Aber was war das urspruengliche Konzept der "sozialen Marktwirtschaft"?
Wer nachforscht, stellt fest, dass dieser Topos deutschen Selbstverstaendnisses
auf einer Geschichtsverfaelschung beruht.
Von Erhard bis Kohl behaupten alle Bundesregierungen, die Konstruktionsplaene
der "sozialen Marktwirtschaft" seien in der NS- Zeit von den Oekonomen
und Juristen der "Freiburger Schule" entwickelt worden. Das macht sich
gut, gehoerten die Ordoliberalen doch zu den wenigen, die an deutschen
Universitaeten zum Nationalsozialismus standen.
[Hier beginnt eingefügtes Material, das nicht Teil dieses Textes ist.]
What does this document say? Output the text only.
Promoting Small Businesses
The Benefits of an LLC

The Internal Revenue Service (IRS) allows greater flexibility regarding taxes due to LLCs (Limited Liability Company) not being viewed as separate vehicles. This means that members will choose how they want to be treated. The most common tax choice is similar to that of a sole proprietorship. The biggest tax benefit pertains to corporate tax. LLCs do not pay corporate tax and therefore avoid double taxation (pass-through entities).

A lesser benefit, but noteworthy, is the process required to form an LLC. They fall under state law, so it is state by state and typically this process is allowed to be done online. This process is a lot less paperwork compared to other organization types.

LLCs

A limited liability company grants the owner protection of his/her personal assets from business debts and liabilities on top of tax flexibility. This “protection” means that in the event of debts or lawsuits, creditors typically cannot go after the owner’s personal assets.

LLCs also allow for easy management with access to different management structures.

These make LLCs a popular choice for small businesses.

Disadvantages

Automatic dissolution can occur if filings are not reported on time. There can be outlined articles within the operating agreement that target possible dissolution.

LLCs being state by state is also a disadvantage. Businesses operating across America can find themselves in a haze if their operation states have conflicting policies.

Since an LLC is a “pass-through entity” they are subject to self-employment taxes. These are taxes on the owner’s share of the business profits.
Doch die Behauptung, die
Ordoliberalen haetten "die theoretischen Richtlinien fuer die Wirtschaftspolitik
gegeben, die nach 1948 mit so grossem Erfolg in der Bundesrepublik praktiziert
worden ist" (FAZ), ist falsch. Trotzdem wird sie seit Jahrzehnten von
Zeitungen wie der FAZ und jetzt auch in der taz (Toennies, 10.6.) wiederholt.
Im Idealfall bedeutet "soziale Marktwirtschaft" marktkonformer Interventionismus:
Die Haerten des Kapitalismus sollen, ohne dass Marktmacht selbst in Frage
gestellt wird, durch die entschiedene Hand des Staates ausgeglichen werden.
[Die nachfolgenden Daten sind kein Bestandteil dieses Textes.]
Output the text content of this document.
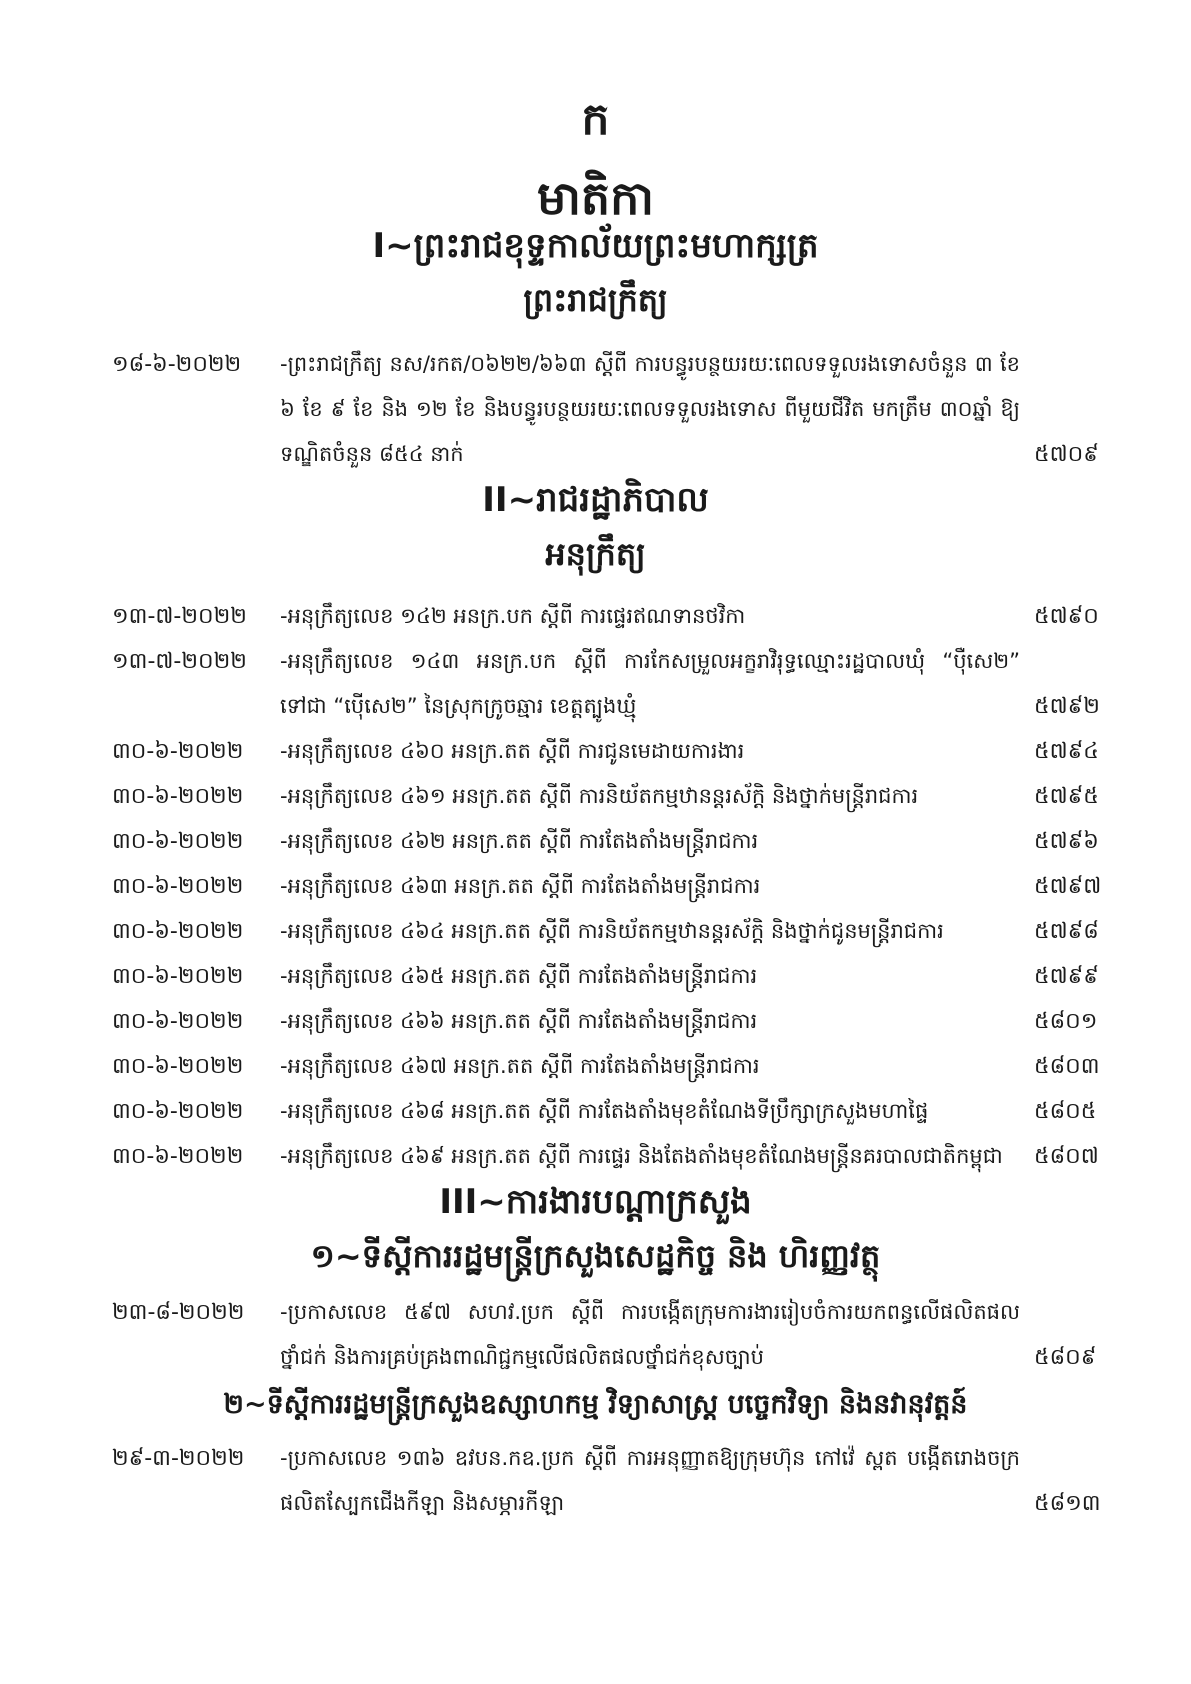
ក
មាតិកា
I~ព្រះរាជខុទ្ទកាល័យព្រះមហាក្សត្រ
ព្រះរាជក្រឹត្យ
១៨-៦-២០២២ -ព្រះរាជក្រឹត្យ នស/រកត/០៦២២/៦៦៣ ស្ដីពី ការបន្ធូរបន្ថយរយៈពេលទទួលរងទោសចំនួន ៣ ខែ ៦ ខែ ៩ ខែ និង ១២ ខែ និងបន្ធូរបន្ថយរយៈពេលទទួលរងទោស ពីមួយជីវិត មកត្រឹម ៣០ឆ្នាំ ឱ្យទណ្ឌិតចំនួន ៨៥៤ នាក់	៥៧០៩
II~រាជរដ្ឋាភិបាល
អនុក្រឹត្យ
១៣-៧-២០២២ -អនុក្រឹត្យលេខ ១៤២ អនក្រ.បក ស្ដីពី ការផ្ទេរឥណទានថវិកា	៥៧៩០
១៣-៧-២០២២ -អនុក្រឹត្យលេខ ១៤៣ អនក្រ.បក ស្ដីពី ការកែសម្រួលអក្ខរាវិរុទ្ធឈ្មោះរដ្ឋបាលឃុំ “ប៉ឺសេ២” ទៅជា “ប៉ើសេ២” នៃស្រុកក្រូចឆ្មារ ខេត្តត្បូងឃ្មុំ	៥៧៩២
៣០-៦-២០២២ -អនុក្រឹត្យលេខ ៤៦០ អនក្រ.តត ស្ដីពី ការជូនមេដាយការងារ	៥៧៩៤
៣០-៦-២០២២ -អនុក្រឹត្យលេខ ៤៦១ អនក្រ.តត ស្ដីពី ការនិយ័តកម្មឋានន្តរស័ក្តិ និងថ្នាក់មន្ត្រីរាជការ	៥៧៩៥
៣០-៦-២០២២ -អនុក្រឹត្យលេខ ៤៦២ អនក្រ.តត ស្ដីពី ការតែងតាំងមន្ត្រីរាជការ	៥៧៩៦
៣០-៦-២០២២ -អនុក្រឹត្យលេខ ៤៦៣ អនក្រ.តត ស្ដីពី ការតែងតាំងមន្ត្រីរាជការ	៥៧៩៧
៣០-៦-២០២២ -អនុក្រឹត្យលេខ ៤៦៤ អនក្រ.តត ស្ដីពី ការនិយ័តកម្មឋានន្តរស័ក្តិ និងថ្នាក់ជូនមន្ត្រីរាជការ	៥៧៩៨
៣០-៦-២០២២ -អនុក្រឹត្យលេខ ៤៦៥ អនក្រ.តត ស្ដីពី ការតែងតាំងមន្ត្រីរាជការ	៥៧៩៩
៣០-៦-២០២២ -អនុក្រឹត្យលេខ ៤៦៦ អនក្រ.តត ស្ដីពី ការតែងតាំងមន្ត្រីរាជការ	៥៨០១
៣០-៦-២០២២ -អនុក្រឹត្យលេខ ៤៦៧ អនក្រ.តត ស្ដីពី ការតែងតាំងមន្ត្រីរាជការ	៥៨០៣
៣០-៦-២០២២ -អនុក្រឹត្យលេខ ៤៦៨ អនក្រ.តត ស្ដីពី ការតែងតាំងមុខតំណែងទីប្រឹក្សាក្រសួងមហាផ្ទៃ	៥៨០៥
៣០-៦-២០២២ -អនុក្រឹត្យលេខ ៤៦៩ អនក្រ.តត ស្ដីពី ការផ្ទេរ និងតែងតាំងមុខតំណែងមន្ត្រីនគរបាលជាតិកម្ពុជា	៥៨០៧
III~ការងារបណ្ដាក្រសួង
១~ទីស្ដីការរដ្ឋមន្ត្រីក្រសួងសេដ្ឋកិច្ច និង ហិរញ្ញវត្ថុ
២៣-៨-២០២២ -ប្រកាសលេខ ៥៩៧ សហវ.ប្រក ស្ដីពី ការបង្កើតក្រុមការងាររៀបចំការយកពន្ធលើផលិតផលថ្នាំជក់ និងការគ្រប់គ្រងពាណិជ្ជកម្មលើផលិតផលថ្នាំជក់ខុសច្បាប់	៥៨០៩
២~ទីស្ដីការរដ្ឋមន្ត្រីក្រសួងឧស្សាហកម្ម វិទ្យាសាស្ត្រ បច្ចេកវិទ្យា និងនវានុវត្តន៍
២៩-៣-២០២២ -ប្រកាសលេខ ១៣៦ ឧវបន.កឧ.ប្រក ស្ដីពី ការអនុញ្ញាតឱ្យក្រុមហ៊ុន កៅវ៉េ ស្ពត បង្កើតរោងចក្រ ផលិតស្បែកជើងកីឡា និងសម្ភារកីឡា	៥៨១៣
Diese Wirtschaftspolitik der Systemkorrektur hat wenig mit der Grundidee
des Ordoliberalismus ("ordo", lat. Ordnung) zu tun: Walter Eucken (mit
Franz Boehm Begruender der Freiburger Schule) stellte 1946 fest: "Die
Lenkungsmethoden der freien Wirtschaft und der Zentralverwaltungswirtschaft
sind gescheitert. Kapitalismus und Sozialismus bekaempfen sich in der
Doktrin, de facto gehen sie ineinander ueber." Es war der "freie Markt",
der in Deutschland Konzerne ermoeglicht hatte, die sich in der NS-Zeit
"als Bausteine erwiesen, die leicht in das Gebaeude der Zentralverwaltungswirtschaft
eingebaut werden konnten".
Fuer den Ordoliberalismus war es deshalb nach 1945 genauso wichtig, wirtschaftliche
Macht zu verhindern, wie Demokratie und Rechtsstaat herzustellen. Dies
bedeutete zuerst, dass alle bestehenden Konzerne und Grossbanken aufgeloest
werden sollten: "Es sind also nicht die sogenannten Missbraeuche wirtschaftlicher
Macht zu bekaempfen, sondern wirtschaftliche Macht selbst." Grundprinzip
der ordoliberalen Wirtschaftsverfassung ist die Minimierung oekonomischer
Macht. Dementsprechend entwickelten die Ordoliberalen Vorschlaege, mit
denen das gesamte Rechtssystem vom Steuer- ueber das Patent- bis hin zum
Haftungsrecht grundlegend reformiert werden sollte. Haetten sich die Freiburger
Wissenschaftler durchgesetzt, gaebe es heute weder Grosskonzerne wie Daimler-Benz
und Hoechst noch die Deutsche Bank. Das Entmachtungskonzept scheiterte
aber an den Interessengruppen, die die NS- Zeit ueberdauert hatten und
auf die Adenauer- Regierung einen groesseren Einfluss ausuebten als die
Wissenschaftler aus Freiburg und die Anti- Trust- Fraktion in der US-Regierung.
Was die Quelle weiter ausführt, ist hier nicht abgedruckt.